Foi solicitado pelas chapas o acompanhamento, através da requisição para que técnicos especialistas acompanhassem o processo de instalação, assim como toda a votação, que não foi autorizado pela reitoria, Colégio Eleitoral Especial e PGF . AComissão da Consulta Pública. autorizou o acompanhamento dos técnicos somente no momento da apuração.

Nesse momento da apuração foram detectadas falhas. Durante a auditoria de um dos votos, havia a mensagem “Código de identificação da eleição na cédula não confere”. Além desta, há outras questões técnicas que foram apontadas pelo perito. No momento, foi alegado pelos técnicos do STI como uma “falha de tradução”, sendo que no lugar de “não confere” o correto seria “confere”. O código fonte não foi disponibilizado para auditoria e perícia.

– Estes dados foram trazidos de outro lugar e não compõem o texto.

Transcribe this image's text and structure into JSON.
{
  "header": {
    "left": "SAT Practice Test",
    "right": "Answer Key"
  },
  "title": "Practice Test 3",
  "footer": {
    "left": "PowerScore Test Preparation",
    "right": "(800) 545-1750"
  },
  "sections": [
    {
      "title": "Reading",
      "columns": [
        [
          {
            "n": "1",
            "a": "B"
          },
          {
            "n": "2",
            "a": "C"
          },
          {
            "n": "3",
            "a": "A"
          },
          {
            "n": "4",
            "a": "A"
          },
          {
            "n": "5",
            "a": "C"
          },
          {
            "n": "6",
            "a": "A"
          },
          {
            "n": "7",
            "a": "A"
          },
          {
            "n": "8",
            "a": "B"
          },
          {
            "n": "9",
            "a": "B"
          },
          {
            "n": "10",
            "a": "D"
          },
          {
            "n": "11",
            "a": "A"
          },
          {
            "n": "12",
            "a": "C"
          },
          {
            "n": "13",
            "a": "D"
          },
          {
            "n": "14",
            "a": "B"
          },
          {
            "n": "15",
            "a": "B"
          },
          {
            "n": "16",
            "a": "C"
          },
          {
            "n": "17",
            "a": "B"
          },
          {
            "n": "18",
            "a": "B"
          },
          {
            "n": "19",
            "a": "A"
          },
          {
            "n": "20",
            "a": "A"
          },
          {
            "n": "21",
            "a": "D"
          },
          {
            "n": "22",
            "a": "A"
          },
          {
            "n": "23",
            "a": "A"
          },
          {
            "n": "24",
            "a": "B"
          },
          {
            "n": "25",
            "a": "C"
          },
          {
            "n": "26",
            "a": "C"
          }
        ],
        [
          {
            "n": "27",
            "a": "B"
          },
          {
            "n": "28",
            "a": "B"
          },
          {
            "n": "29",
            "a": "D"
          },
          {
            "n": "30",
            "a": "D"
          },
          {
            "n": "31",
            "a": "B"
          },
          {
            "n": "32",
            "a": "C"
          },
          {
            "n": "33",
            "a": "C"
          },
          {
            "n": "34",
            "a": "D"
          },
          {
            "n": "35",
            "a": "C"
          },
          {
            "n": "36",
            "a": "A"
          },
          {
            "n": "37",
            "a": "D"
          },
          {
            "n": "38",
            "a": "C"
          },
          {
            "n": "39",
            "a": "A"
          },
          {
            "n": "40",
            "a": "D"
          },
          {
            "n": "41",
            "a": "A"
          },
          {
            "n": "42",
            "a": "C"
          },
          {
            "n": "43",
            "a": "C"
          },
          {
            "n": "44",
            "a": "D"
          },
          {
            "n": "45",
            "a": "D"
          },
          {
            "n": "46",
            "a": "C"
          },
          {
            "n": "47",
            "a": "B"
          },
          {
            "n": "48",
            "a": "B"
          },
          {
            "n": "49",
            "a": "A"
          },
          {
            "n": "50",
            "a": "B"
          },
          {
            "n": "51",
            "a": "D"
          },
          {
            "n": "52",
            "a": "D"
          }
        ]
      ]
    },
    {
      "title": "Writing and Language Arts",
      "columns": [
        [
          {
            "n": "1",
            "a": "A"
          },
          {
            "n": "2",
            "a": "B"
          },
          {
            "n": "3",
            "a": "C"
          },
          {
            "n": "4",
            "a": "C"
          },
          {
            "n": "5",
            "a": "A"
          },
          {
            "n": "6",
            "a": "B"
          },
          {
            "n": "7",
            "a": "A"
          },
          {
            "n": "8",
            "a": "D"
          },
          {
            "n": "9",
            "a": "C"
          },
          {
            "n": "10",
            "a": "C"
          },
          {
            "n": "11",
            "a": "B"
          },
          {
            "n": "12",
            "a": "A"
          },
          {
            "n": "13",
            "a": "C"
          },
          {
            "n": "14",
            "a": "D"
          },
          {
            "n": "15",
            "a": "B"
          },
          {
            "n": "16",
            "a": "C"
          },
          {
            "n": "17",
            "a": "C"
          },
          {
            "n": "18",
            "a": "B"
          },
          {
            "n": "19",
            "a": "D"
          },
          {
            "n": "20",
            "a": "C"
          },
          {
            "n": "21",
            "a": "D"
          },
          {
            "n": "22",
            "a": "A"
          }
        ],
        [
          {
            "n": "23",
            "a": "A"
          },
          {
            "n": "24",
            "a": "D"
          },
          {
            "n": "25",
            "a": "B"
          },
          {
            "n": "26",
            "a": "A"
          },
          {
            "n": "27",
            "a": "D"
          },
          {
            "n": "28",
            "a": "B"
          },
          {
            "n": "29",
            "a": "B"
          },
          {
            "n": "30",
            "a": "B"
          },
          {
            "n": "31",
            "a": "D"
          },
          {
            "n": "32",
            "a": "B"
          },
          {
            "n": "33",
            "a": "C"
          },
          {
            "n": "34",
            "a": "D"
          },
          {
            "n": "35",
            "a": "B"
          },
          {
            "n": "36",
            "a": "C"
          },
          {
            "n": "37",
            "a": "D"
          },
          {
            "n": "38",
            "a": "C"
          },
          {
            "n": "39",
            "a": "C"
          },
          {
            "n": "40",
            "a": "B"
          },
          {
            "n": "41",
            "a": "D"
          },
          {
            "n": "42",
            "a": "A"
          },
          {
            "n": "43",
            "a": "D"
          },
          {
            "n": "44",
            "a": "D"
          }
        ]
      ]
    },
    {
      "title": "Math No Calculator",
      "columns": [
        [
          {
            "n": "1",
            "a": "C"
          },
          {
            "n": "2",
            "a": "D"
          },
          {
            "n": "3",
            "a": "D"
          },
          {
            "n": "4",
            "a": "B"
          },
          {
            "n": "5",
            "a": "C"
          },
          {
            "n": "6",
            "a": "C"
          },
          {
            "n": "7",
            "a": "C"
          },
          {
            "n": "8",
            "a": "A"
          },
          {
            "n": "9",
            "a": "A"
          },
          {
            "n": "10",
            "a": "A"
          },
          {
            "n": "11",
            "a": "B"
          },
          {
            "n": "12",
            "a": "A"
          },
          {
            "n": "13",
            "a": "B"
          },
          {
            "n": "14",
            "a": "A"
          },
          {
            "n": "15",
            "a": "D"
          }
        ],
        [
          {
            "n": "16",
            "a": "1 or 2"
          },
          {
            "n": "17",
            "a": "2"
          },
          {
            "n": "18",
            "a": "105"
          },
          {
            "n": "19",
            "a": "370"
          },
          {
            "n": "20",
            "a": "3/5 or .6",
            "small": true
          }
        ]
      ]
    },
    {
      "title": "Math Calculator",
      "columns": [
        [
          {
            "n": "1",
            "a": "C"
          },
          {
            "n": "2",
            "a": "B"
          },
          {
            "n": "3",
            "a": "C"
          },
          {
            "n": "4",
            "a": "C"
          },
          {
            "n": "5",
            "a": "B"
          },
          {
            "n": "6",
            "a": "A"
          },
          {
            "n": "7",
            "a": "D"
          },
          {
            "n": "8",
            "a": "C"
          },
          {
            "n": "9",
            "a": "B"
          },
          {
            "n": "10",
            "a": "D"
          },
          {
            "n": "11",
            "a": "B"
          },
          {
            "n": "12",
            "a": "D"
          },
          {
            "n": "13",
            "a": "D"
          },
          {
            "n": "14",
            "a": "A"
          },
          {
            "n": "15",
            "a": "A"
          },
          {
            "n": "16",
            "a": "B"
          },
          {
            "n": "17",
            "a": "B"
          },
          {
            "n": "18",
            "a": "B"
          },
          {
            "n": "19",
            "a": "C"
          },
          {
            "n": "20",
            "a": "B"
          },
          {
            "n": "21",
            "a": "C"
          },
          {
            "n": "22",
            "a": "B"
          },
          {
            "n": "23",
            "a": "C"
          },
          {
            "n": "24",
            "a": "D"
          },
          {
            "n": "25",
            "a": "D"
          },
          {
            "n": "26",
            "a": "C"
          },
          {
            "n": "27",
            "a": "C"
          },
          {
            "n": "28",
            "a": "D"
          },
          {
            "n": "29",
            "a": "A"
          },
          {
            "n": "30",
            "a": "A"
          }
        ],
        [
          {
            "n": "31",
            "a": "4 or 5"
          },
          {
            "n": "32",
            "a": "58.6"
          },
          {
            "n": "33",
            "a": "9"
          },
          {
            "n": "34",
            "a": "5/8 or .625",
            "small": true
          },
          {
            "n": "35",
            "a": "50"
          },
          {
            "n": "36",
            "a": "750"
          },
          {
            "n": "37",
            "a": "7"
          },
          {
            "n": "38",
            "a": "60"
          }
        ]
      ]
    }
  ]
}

Outro ponto levantado por Machado, é que a transmissão (“live”) do ato de apuração não está mais listada no canal do YouTube mantido pela UFMT.

Suspensão no Paraná

A Universidade Tecnológica Federal do Paraná (UTFPR) suspendeu a eleição para reitor por falhas no mesmo sistema utilizado pela UFMT.

O Colégio Eleitoral da Universidade Tecnológica Federal do Paraná (UTFPR), responsável por conduzir o processo de consulta à comunidade para eleição do reitor da UTFPR, anunciou em 2 de julho, a suspensão do processo de apuração dos votos sem o anúncio do resultado final.

Segundo a nota do colégio, “o conhecimento do resultado final da votação só será possível se for refeito o sistema de votação em 19 (dezenove) urnas”. O colegiado havia informado que a não apuração dos votos das urnas ocorreu em virtude de um problema identificado nas chaves de criptografia geradas pelo sistema Helios Voting.

Posteriormente foi encontrada a solução para o problema e foram contabilizadas as urnas faltantes. O processo foi acompanhado por auditores da Polícia Federal, Tribunal Regional Eleitoral e técnicos das duas chapas concorrentes.

Pedido de Impugnação

A chapa “Juntos somos mais UFMT”, formada por Danielli Backes e Sandra Negri, apresentou na última sexta-feira (24), um pedido de impugnação da consulta à comunidade universitária da UFMT.
A próxima etapa do processo é a definição da lista tríplice que se dará no dia 11 de agosto pelo Colégio Eleitoral da UFMT, formado pela reunião do Conselho Diretor, Conselho Universitário (CONSUNI) e Conselho de Ensino, Pesquisa e Extensão (CONSEPE). Fica então a cargo do Ministério da Educação a escolha de um nome a partir da lista tríplice enviada.

A votação para lista tríplice pelo Colégio Eleitoral também ocorrerá online, através do mesmo sistema utilizado na Consulta Pública.